Their first show back, booked for August 22 at New York City’s 1,200-cap Irving Plaza, will doubtless go off like a bomb. For fans on this side of the Atlantic, too, next June’s return headline slot at Manchester’s Outbreak Fest (a gathering which, in 2013, was the furthest they’d ever been from home) will be a truly special moment.
“It’s been difficult for all kinds of creatives,” Brendan says. “It’s been hard to focus because there have been so many distractions around us, and such a lack of connection with others. But it’s also been exciting to be able to dream forward with this hope and aspiration to be able to connect with people in the future and have live music come back.”
In the meantime, Brendan made busy his idle hands directing Turnstile Love Connection, the 11-and-a-half-minute short film which dropped along with the promotional EP of the same name on June 27. Having discussed the idea of a shapeshifting, patchwork music video featuring multiple songs stitched together with Director Of Photography and good friend Ian Hurdle, Brendan was challenged to see through his own high concept. He describes the chance to get hands-on with every element of the production, while reuniting with a crew staffed by old friends from Baltimore as the most “beautiful, rewarding thing”.
Watching back said mini-movie’s intricate camerawork, flashes of fashion shoot verve, and artful magic hour visual compositions, we’re reminded of Brendan’s old mission statement: “Hardcore can be whatever anyone wants it to be.”
As Turnstile push further and further, the frontman insists that it’s still very much fair to call them a hardcore band, though he’s increasingly detached from genre definition as a concept. “I’ve never really liked labels. They tend to be things that divide people. I work to do the opposite. It’s important to emphasise anyone’s uniqueness and what bands [really] are within those genre definitions. It’s never about excluding anyone.”

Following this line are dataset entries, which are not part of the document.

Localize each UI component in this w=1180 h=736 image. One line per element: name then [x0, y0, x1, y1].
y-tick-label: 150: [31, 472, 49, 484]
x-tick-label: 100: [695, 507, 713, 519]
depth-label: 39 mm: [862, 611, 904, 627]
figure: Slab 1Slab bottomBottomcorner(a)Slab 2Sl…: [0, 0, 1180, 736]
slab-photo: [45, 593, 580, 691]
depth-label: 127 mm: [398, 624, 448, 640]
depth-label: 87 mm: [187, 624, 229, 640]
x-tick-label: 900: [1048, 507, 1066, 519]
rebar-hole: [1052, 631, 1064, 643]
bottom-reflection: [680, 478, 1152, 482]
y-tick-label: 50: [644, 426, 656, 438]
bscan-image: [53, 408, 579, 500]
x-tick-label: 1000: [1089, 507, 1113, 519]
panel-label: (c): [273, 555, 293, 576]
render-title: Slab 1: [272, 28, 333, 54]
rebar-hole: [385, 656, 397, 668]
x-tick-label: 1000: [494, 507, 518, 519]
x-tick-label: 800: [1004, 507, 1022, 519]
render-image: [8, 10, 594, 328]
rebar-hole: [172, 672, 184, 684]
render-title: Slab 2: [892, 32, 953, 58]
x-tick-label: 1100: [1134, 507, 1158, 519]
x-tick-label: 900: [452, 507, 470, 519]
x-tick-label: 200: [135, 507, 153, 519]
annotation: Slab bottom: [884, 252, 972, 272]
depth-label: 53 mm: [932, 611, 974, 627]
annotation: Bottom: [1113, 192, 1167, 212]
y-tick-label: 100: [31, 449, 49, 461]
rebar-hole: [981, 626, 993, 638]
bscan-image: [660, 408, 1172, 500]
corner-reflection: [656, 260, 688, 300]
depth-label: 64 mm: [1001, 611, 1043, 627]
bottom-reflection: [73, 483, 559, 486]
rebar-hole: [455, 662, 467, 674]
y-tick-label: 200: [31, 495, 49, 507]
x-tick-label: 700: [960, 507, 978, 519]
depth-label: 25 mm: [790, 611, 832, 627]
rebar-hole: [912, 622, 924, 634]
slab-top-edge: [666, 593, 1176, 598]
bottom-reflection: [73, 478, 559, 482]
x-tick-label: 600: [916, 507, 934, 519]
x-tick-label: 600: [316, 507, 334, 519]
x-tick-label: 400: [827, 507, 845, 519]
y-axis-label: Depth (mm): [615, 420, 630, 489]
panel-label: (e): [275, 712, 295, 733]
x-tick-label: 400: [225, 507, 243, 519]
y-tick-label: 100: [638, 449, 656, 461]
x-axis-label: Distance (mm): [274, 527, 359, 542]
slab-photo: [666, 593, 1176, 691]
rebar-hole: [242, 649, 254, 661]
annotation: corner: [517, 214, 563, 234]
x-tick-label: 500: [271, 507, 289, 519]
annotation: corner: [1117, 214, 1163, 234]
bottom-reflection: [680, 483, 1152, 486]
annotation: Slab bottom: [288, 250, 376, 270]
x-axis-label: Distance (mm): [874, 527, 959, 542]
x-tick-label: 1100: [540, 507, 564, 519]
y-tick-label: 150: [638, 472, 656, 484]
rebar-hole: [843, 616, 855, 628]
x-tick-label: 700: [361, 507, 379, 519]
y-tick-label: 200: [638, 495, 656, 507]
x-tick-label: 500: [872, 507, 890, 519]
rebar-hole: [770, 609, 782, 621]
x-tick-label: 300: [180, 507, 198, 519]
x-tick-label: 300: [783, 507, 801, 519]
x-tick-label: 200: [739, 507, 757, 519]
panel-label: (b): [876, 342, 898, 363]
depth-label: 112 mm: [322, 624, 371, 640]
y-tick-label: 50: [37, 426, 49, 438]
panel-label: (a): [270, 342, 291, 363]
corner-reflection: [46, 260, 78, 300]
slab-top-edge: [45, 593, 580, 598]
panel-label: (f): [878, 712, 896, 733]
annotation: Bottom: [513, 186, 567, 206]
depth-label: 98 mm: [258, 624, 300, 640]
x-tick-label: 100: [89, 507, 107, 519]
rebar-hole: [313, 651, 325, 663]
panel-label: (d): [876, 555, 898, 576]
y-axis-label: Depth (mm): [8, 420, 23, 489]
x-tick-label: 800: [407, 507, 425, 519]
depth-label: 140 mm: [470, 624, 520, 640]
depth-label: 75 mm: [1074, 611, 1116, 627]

That applies well beyond music, he stresses, but the wider world might finally be catching up. With those core values of individualism, self-determination, non-traditionalism and diversity, Turnstile could scarcely be better placed to provide the soundtrack as humanity steps back into the sun through 2021 and beyond. “People spend their lives trying to assemble this system where everything is categorised, and they’re happy because things can easily be defined. There’s a lot to be said for trying to break that down, and to leave room for mystery, learning, and understanding people you didn’t previously understand.”
And, while they’ve got faith that COVID’s dark age will ultimately flourish into a “renaissance” of new music and art, open hearts and higher minds, now more than ever Brendan and his bandmates are happy to take each day, and to relish each experience, as it comes.
“It feels like we’re on the edge of something exciting. But we’ve come to understand that nothing in the future is promised or guaranteed. People don’t often even think about it, but just getting to share in this world of all these people doing the same thing is so, so special.”
A parting grin as he savours a last sip of that coffee and turns his eyes to the blue skies overhead.
“Sometimes, just being able to exist is enough…”
Turnstile's Glow On is released on August 27 via Roadrunner Records.